Requests sent in parallel:
(‘2018-01-01’, ‘2018-06-29’): start at 2022-04-03T08:57:18.147204Z
(‘2018-06-30’, ‘2018-12-26’): start at 2022-04-03T08:57:18.157782Z
(‘2020-12-16’, ‘2021-06-13’): start at 2022-04-03T08:57:18.160281Z
(‘2018-12-27’, ‘2019-06-24’): start at 2022-04-03T08:57:18.162932Z
(‘2020-06-19’, ‘2020-12-15’): start at 2022-04-03T08:57:18.164990Z
(‘2019-12-22’, ‘2020-06-18’): start at 2022-04-03T08:57:18.165364Z
(‘2019-06-25’, ‘2019-12-21’): start at 2022-04-03T08:57:18.166185Z
(‘2021-06-14’, ‘2021-12-10’): start at 2022-04-03T08:57:18.177563Z
(‘2021-12-11’, ‘2022-04-03’): start at 2022-04-03T08:57:18.180407Z
(‘2020-06-19’, ‘2020-12-15’): finished after 4 seconds
(‘2021-12-11’, ‘2022-04-03’): finished after 6 seconds
(‘2018-06-30’, ‘2018-12-26’): finished after 130 seconds
(‘2018-01-01’, ‘2018-06-29’): finished after 134 seconds
(‘2019-06-25’, ‘2019-12-21’): finished after 136 seconds
(‘2019-12-22’, ‘2020-06-18’): finished after 264 seconds
(‘2020-12-16’, ‘2021-06-13’): finished after 430 seconds
(‘2021-06-14’, ‘2021-12-10’): finished after 433 seconds
(‘2018-12-27’, ‘2019-06-24’): finished after 435 seconds

Sleeping 1 sec between requests:
(‘2018-01-01’, ‘2018-06-29’): start at 2022-04-03T09:09:08.377943Z
(‘2018-06-30’, ‘2018-12-26’): start at 2022-04-03T09:09:09.224317Z
(‘2018-12-27’, ‘2019-06-24’): start at 2022-04-03T09:09:10.222963Z
(‘2019-06-25’, ‘2019-12-21’): start at 2022-04-03T09:09:11.225285Z
(‘2019-12-22’, ‘2020-06-18’): start at 2022-04-03T09:09:12.225422Z
(‘2018-01-01’, ‘2018-06-29’): finished after 3 seconds
(‘2020-06-19’, ‘2020-12-15’): start at 2022-04-03T09:09:13.227838Z
(‘2020-12-16’, ‘2021-06-13’): start at 2022-04-03T09:09:14.229192Z
(‘2019-12-22’, ‘2020-06-18’): finished after 2 seconds
(‘2021-06-14’, ‘2021-12-10’): start at 2022-04-03T09:09:15.232453Z
(‘2021-12-11’, ‘2022-04-03’): start at 2022-04-03T09:09:16.235208Z
(‘2020-06-19’, ‘2020-12-15’): finished after 3 seconds
(‘2020-12-16’, ‘2021-06-13’): finished after 2 seconds
(‘2021-06-14’, ‘2021-12-10’): finished after 2 seconds
(‘2021-12-11’, ‘2022-04-03’): finished after 2 seconds
(‘2018-06-30’, ‘2018-12-26’): finished after 10 seconds
(‘2019-06-25’, ‘2019-12-21’): finished after 9 seconds
(‘2018-12-27’, ‘2019-06-24’): finished after 13 seconds

If you need more info, I will be glad to provide it. Thank you!
Vit

vitsyrovat · April 11, 2022, 7:48am

@primoz @batic Any update on this?

primoz · April 11, 2022, 9:29pm

@vitsyrovat Could you please provide the UID of the account you were/are using for the stat requests via direct message so we can investigate things properly.

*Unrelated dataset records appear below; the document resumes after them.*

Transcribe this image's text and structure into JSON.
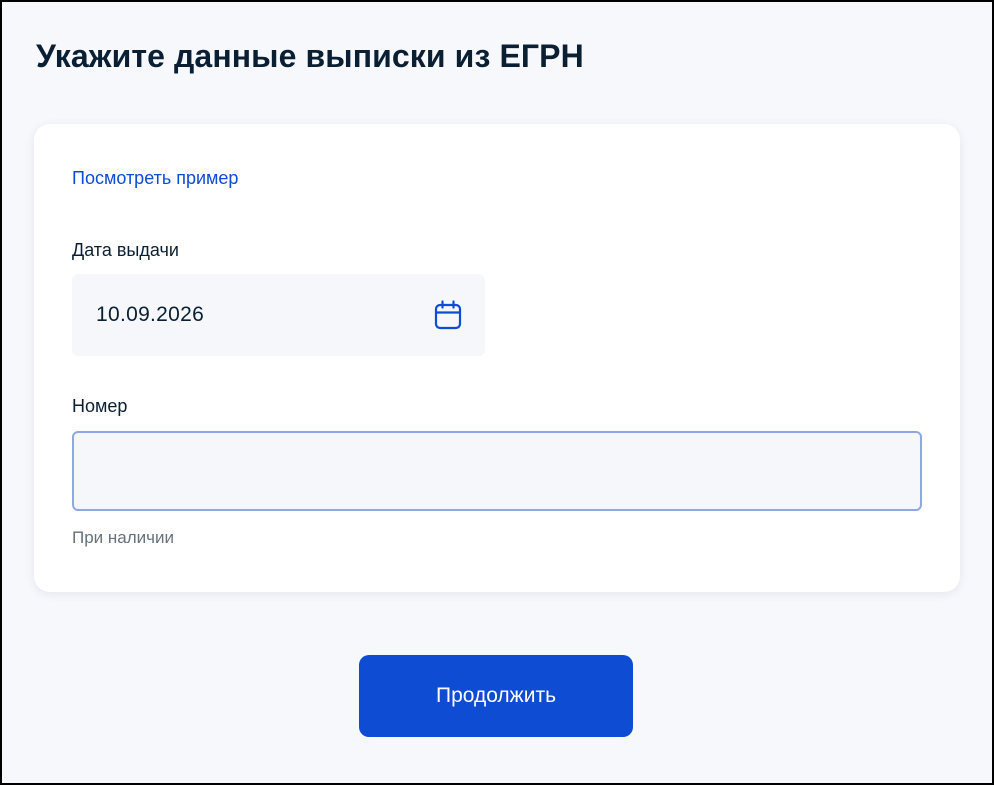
{
  "page": {
    "title": "Укажите данные выписки из ЕГРН"
  },
  "form": {
    "example_link": "Посмотреть пример",
    "date": {
      "label": "Дата выдачи",
      "value": "10.09.2026",
      "icon": "calendar-icon"
    },
    "number": {
      "label": "Номер",
      "value": "",
      "hint": "При наличии"
    }
  },
  "actions": {
    "continue_label": "Продолжить"
  },
  "colors": {
    "accent": "#0d4cd3",
    "title_text": "#0b1f33",
    "hint_text": "#66727f",
    "field_background": "#f5f7fa",
    "focus_border": "#8fa8e5",
    "page_background": "#f6f8fc"
  }
}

vitsyrovat · April 12, 2022, 8:42am

@primoz Please let me know if the UID reached you. I did not find out how to send a direct message here I have a vitsyrovat account at gmail.

primoz · April 14, 2022, 9:37am

I did some investigation. What you were experiencing is a known usability issue that happens when we recieve bursts of requests from multiple users (at the same time) in periods when the whole api is overall very idle.Since the infrastructure needs to scale some orders of magnitude (relatively) there’s a delay that the end user experiences. We already have plans in our roadmap to mitigate this issues - improve the overall user experience.

vitsyrovat · April 14, 2022, 10:39am

@primoz Thank you for your investigation. When approximately can we expect the better experience?